In a CD4-dependent
model of GVHD, Warren and Mark Shlomchik and colleagues from Yale 8 were the first to show that irradiated allogeneic recipients of either total CD4+ T cells or CD44− CD62L+ TN cells developed severe GVHD, whereas Selleckchem NVP-LDE225 recipients of CD44+CD62L− TMP cells remained entirely well and free of GVHD. Furthermore, rapid reconstitution of the peripheral T-cell compartment in the BMT recipients by TMP cells permitted robust recall immunity to third party antigens, indicative that responses to persistent and acquired infections might be preserved. Importantly, protection from GVHD did not rely upon the presence of regulatory T cells within the TMP-cell fraction. Several other groups have since confirmed and extended these findings in experimental BMT by selecting for TMP cells in the bulk T-cell population or from individual CD4+ or CD8+ T-cell subsets of unprimed mice, and by using BMT models that involve MHC mismatches or that are MHC-matched but mismatched for multiple minor histocompatibility (H) antigens 9–13. In general, the results have been broadly similar, although whether CD44+ CD62L+ TMP cells are as disabled as CD44+CD62L− TMP cells in inducing GVHD is less clear 11, 14. Caution is required, however, before assuming
that transfer of human memory T cells can successfully be applied to the clinic because the TMP-cell populations in mice housed under specific pathogen-free conditions are likely to be distinct in several respects from the memory T-cell populations found in humans. In such mice, TMP FK866 cells arise U0126 nmr as a result of lymphopenia-induced proliferation as new thymic emigrants enter the periphery of neonatal mice 15
or represent the proliferation of cells in response to environmental antigens or allergens. In humans, T cells expressing memory markers will include a greater proportion of cells that have been primed previously following exposure to pathogens.
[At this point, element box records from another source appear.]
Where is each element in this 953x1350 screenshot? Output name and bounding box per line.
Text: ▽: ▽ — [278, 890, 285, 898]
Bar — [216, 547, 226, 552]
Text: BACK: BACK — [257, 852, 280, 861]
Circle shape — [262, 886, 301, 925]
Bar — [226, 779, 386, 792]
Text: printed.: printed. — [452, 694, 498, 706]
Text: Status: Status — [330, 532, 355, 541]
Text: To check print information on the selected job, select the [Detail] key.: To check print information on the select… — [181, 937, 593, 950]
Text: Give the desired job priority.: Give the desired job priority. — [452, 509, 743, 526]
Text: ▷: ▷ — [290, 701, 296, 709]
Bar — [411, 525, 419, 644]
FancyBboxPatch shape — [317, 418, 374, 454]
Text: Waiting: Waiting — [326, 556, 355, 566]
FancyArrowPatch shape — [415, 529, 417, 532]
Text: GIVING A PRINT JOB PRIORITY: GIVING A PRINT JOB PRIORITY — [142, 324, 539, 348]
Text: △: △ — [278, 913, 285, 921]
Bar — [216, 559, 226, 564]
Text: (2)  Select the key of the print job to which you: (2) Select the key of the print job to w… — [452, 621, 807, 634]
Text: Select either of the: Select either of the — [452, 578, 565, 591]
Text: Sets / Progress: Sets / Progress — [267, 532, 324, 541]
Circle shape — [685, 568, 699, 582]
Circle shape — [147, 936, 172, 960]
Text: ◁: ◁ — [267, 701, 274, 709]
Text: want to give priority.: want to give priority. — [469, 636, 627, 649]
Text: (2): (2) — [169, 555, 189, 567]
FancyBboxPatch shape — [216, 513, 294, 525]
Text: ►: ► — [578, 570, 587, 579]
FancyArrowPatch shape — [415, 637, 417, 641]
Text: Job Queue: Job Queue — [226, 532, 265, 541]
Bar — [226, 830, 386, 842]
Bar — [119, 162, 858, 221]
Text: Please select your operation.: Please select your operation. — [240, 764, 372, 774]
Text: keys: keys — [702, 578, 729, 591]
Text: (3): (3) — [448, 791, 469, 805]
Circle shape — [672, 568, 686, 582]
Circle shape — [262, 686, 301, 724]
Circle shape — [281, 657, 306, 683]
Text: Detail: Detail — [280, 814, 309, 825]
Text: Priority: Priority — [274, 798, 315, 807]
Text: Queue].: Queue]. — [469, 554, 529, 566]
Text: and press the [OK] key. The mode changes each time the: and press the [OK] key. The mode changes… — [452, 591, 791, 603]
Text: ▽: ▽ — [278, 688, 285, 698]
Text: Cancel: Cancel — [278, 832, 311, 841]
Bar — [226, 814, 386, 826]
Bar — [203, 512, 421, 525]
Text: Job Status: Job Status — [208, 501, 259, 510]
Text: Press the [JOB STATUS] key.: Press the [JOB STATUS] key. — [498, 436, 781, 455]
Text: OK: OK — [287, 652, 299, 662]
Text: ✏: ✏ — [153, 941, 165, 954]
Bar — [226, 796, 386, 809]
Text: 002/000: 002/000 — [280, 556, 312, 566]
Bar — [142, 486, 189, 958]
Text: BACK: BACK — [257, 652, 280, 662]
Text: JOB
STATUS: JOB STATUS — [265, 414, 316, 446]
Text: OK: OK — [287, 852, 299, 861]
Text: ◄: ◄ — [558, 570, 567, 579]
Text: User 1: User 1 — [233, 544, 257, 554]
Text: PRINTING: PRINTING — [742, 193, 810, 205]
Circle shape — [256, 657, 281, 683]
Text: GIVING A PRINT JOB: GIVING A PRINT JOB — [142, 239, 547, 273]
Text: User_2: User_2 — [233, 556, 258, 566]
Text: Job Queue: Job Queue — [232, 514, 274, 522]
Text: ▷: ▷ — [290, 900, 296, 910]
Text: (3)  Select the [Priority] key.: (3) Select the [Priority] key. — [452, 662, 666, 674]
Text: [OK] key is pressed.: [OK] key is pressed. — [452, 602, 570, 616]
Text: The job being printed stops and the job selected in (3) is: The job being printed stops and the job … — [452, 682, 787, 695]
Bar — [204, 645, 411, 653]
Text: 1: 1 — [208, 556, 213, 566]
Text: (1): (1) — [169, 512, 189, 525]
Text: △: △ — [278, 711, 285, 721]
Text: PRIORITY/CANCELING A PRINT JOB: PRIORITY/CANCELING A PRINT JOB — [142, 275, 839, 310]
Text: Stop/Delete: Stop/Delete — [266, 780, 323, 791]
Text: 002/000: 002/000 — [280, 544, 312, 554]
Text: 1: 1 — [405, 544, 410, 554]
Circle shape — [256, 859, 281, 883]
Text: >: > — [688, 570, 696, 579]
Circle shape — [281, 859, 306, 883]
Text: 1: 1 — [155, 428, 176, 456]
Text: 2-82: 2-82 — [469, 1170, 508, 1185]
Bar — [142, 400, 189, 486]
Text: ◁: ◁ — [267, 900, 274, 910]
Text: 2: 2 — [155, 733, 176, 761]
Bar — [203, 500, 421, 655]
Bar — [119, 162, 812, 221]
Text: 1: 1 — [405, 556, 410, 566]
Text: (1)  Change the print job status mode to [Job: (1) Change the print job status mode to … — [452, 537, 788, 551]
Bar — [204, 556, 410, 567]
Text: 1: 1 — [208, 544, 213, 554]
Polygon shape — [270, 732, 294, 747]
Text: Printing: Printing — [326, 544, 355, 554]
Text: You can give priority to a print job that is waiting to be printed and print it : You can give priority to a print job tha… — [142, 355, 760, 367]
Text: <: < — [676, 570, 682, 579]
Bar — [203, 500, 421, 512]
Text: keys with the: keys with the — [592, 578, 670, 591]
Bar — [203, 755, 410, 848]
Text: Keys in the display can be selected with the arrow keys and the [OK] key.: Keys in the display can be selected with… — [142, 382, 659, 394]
A very high proportion of human memory T-cell lines or clones specific for viruses such as EBV or CMV demonstrate cross-reactivity with allogeneic peptide:HLA, a consequence of the degenerate TCR recognition of peptide:HLA ligands 16. Although alloreactivity is also demonstrable in the human TN-cell pool 17, memory populations, which contain unprimed TMP cells as well as primed effector memory T (TEM) cells, could be potentially more harmful than TN cells since they are less stringent in their requirements for TCR stimulation or costimulation than their TN-cell counterparts 1. Reduced susceptibility to apoptosis or to peripheral tolerance mechanisms in the host might also make such human memory T-cell populations more dangerous than TN cells 1. This increased alloreactivity could also be relevant in cases where the donors and recipients are HLA-matched, but the donors are female and have previously been primed to male antigens as a result of pregnancy 18.